This is my list of "interesting Facebook urls":

  http://angg.twu.net/fbcache/all-fb-urls.lst.html

I produced it by just grepping all things that look like Facebook urls
from a handful of files, and sorting them alphabetically.

Here is the "single huge HTML" produced from it:

  http://angg.twu.net/fbcache/huge.txt.html#715611308486879
  http://angg.twu.net/fbcache/huge.txt.html#10152706679833189

The posts in it are ordered chronologically, with the older (and the
undated) posts at the top. The "#digits" parts in the urls jump to
specific posts.







Notes about the innards (for a rewrite)
=======================================

Low-level functions
-------------------
fburl_to_kparts  (fburl)         return kind, parts
fburl_to_fbids   (fburl)         return fbids_array

fbid_fetch_from_facebook (fbid)  return json

json_parse       (json)          return o
fbid_write_json  (fbid, json)
fbid_read_json   (fbid)          return json
fbid_write_pplua (fbid, pplua)
fbid_read_pplua  (fbid)          return pplua

o_to_txt         (o)             return txt

fburl_clean      (fburl)         return fburl
fburls_in_string (bigstr)        return fburls
pplua_ls         ()              return fbids
json_ls          ()              return fbids

Arrays, tables, big strings
---------------------------
fbkinds0
fbkinds
fbid_to_o
fbid_to_fburls
fburls
fbids

Update (2014nov11):
===================
Here's the rewrite of Fbcache, using the names above...
  http://angg.twu.net/fbcache/fbcache.lua.html
  http://angg.twu.net/fbcache/fbcache.lua











Old notes
=========
# (find-es "facebook" "google-groups-1")
# (find-es "facebook" "google-groups-2")

I spent months working on this - an archive of videos on youtube whose
links I received through facebook - and the script that I use to
maintain that archive has just become easy to install (on *NIXes and
OSX) and to use. Links:

  http://angg.twu.net/linkdasruas2.html
  http://angg.twu.net/youtube-db/README.html

Now I am trying to implement something similar for text. The thing is
that I live in Brazil, and people here are using facebook to create
very improvised alternative media channels... most people here get
their news only through the corporate media, that only presents a
whitewash of a tiny fraction of what is going on, and we are looking
for ways to make the "alternative news" more available. Facebook has
lots of problems, and in this case the two most glaring ones are: 1)
only a tiny part of what we post is redistributed, 2) history is hard
to dig for - if our friend Jane Doe has posted something very
interesting three days ago it is hard to locate that in her timeline
to show it to someone else.

My idea is: when you find an interesting post on facebook, copy its
*PERMALINK* - possibly with a tag and a comment - to a file you're
editing with a text editor, where you are putting all those
permalinks. Let me call this file "NOTES".
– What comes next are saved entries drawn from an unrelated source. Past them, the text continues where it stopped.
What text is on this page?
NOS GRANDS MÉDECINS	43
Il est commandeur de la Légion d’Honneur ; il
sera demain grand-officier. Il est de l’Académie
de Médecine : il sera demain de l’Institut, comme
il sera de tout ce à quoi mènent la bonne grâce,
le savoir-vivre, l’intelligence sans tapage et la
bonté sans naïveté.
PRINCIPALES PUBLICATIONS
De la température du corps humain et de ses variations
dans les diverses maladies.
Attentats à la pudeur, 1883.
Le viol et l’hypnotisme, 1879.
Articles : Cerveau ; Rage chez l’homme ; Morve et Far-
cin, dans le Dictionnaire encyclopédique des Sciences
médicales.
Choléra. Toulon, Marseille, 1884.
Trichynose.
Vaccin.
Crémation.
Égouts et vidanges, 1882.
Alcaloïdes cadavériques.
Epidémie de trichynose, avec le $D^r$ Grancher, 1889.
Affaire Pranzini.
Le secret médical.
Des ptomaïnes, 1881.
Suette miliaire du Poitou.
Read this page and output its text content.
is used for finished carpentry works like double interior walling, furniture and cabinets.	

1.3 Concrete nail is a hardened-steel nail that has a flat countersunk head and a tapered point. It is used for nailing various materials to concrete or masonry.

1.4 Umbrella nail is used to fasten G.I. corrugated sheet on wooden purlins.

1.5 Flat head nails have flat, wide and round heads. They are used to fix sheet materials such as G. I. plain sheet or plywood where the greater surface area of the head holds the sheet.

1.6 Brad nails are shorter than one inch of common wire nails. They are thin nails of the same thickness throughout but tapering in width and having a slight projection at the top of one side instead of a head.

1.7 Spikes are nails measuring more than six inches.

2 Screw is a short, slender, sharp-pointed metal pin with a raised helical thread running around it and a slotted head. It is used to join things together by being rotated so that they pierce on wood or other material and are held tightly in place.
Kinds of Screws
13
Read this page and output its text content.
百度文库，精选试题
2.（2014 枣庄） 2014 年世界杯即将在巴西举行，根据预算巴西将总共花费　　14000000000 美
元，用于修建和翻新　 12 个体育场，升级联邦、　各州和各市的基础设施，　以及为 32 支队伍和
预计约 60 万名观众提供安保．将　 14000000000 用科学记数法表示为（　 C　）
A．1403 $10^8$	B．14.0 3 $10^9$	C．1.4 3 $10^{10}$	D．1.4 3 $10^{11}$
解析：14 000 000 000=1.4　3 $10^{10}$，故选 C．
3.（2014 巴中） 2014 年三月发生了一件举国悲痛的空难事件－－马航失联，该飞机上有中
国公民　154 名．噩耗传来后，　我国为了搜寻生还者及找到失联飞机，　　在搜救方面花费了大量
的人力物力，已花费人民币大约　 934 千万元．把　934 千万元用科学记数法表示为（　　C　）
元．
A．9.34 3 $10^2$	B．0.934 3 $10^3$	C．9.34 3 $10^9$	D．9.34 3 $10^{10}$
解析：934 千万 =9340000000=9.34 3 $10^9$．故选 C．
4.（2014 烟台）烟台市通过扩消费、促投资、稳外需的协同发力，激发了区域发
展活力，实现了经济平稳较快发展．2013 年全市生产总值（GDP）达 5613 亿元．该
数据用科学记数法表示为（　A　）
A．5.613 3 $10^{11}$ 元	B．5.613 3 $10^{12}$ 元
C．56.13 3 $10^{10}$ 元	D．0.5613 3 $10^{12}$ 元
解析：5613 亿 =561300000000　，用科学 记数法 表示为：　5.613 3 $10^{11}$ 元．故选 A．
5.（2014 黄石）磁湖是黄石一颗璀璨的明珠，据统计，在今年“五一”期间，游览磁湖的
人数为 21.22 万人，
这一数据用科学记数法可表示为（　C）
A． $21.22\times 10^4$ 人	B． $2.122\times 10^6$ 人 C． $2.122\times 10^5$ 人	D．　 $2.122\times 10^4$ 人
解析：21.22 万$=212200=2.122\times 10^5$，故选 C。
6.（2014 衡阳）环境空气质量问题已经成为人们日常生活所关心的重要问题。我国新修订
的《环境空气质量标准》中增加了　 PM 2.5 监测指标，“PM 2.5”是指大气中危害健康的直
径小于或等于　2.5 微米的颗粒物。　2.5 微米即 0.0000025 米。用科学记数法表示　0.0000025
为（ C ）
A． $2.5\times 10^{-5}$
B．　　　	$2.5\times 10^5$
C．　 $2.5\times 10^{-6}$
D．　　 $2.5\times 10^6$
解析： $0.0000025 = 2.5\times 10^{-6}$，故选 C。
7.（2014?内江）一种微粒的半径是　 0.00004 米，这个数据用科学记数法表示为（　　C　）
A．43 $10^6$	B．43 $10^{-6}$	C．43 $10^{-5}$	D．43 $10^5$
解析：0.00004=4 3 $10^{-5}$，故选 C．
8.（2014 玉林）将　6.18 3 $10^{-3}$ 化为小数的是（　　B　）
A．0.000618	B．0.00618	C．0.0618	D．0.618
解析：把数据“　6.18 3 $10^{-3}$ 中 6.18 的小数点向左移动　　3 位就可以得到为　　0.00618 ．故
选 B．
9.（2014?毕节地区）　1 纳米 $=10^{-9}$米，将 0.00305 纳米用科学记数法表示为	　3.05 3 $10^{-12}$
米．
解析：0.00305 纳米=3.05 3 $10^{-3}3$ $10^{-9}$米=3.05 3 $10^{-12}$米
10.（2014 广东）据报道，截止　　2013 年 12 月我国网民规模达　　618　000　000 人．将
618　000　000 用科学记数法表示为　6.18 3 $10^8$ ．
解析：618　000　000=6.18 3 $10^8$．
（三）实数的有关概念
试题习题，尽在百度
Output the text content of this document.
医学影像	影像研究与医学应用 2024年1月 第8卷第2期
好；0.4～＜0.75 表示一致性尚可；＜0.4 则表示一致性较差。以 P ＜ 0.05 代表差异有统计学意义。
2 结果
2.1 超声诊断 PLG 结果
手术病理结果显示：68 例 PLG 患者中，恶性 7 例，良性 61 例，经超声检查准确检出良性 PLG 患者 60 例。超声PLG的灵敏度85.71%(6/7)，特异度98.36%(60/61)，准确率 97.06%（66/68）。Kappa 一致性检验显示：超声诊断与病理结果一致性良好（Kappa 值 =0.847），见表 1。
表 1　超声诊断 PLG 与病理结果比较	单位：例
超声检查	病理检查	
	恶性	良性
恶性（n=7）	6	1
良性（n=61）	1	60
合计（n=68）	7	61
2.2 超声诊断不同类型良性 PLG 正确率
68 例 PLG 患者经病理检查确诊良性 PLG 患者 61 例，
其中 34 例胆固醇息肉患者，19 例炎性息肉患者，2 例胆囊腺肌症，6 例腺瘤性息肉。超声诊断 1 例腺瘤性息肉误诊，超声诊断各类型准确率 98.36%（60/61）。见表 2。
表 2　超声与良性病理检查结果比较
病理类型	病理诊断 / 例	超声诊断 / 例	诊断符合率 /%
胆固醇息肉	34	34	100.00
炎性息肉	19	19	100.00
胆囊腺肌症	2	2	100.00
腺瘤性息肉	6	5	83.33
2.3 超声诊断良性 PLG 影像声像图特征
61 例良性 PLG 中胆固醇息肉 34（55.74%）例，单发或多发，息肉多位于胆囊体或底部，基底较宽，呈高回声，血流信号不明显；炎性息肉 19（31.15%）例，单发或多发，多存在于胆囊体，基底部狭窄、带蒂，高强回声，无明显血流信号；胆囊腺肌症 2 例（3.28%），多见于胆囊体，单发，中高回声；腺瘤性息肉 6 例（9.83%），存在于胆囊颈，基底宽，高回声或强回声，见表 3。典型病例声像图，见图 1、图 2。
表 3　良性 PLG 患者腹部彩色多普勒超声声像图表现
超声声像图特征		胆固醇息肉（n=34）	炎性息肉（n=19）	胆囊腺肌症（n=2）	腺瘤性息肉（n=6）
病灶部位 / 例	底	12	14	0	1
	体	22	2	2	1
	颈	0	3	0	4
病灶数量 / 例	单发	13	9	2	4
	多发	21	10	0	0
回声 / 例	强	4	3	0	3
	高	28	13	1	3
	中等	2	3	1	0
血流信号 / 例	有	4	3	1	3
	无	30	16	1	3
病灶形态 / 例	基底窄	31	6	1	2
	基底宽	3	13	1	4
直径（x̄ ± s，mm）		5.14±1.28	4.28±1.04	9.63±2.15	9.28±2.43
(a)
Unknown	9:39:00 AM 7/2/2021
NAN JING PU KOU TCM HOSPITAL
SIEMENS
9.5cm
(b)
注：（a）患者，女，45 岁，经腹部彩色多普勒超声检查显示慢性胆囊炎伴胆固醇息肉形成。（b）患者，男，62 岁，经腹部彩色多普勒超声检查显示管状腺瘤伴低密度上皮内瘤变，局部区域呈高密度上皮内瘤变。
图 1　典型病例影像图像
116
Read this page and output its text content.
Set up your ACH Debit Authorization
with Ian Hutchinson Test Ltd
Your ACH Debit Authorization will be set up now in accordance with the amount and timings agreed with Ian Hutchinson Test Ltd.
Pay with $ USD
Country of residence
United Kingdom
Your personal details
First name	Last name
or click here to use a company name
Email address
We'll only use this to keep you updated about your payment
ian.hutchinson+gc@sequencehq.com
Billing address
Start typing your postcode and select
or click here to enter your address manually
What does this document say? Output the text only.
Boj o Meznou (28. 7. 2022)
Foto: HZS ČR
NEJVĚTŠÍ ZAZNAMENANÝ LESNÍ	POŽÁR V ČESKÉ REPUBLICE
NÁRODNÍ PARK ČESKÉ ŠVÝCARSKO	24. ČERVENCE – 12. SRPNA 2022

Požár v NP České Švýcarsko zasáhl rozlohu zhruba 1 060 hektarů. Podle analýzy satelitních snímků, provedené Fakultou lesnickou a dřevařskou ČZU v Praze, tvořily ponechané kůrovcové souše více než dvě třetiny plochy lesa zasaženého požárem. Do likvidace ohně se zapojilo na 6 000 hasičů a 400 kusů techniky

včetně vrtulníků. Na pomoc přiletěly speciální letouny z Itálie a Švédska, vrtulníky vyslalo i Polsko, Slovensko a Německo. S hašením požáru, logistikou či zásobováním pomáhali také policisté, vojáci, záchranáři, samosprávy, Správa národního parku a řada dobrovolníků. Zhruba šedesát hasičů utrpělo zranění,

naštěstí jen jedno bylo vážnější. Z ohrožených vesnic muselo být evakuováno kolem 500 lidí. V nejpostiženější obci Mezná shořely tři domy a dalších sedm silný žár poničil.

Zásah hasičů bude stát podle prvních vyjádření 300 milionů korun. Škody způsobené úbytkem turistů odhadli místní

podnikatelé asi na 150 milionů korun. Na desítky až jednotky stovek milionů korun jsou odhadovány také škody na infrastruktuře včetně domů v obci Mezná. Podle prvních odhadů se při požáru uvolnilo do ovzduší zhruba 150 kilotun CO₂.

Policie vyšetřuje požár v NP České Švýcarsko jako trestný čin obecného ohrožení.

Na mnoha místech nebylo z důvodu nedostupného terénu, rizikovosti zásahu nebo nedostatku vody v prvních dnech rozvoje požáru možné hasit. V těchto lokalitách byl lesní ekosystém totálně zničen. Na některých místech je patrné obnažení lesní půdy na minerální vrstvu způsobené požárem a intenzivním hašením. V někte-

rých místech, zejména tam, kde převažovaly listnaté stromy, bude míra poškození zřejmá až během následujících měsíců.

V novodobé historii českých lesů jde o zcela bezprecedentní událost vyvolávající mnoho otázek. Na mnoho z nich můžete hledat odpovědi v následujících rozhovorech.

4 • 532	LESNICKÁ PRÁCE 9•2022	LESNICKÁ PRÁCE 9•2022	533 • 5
Right now I am only using the tags '[ee]', for things related to
"state of exception" ("estado de exceção" - political prisoners
and the lifting of constitutional guarantees) and '[is]' for "Israel"
(btw, the situation in Gaza is similar to the one in our slums). With
grep, sort and a few other tricks it is easy to produce listings like
these,

  http://angg.twu.net/ee.html
  http://angg.twu.net/links-about-gaza.html

in which I can _sometimes_ find what I am looking for by searching for
keywords and for red stars.

The next stage, which is where fbcmd comes in, is to have local copies
of the text of each one of the facebook links in these listings. With
those local copies several tasks can become easy - for example,
searching, cut-and-paste, and producing HTML pages outside of facebook
with the full text (and links to the orginal posts!) of relevant
posts.






# Local Variables:
# coding: raw-text-unix
# End: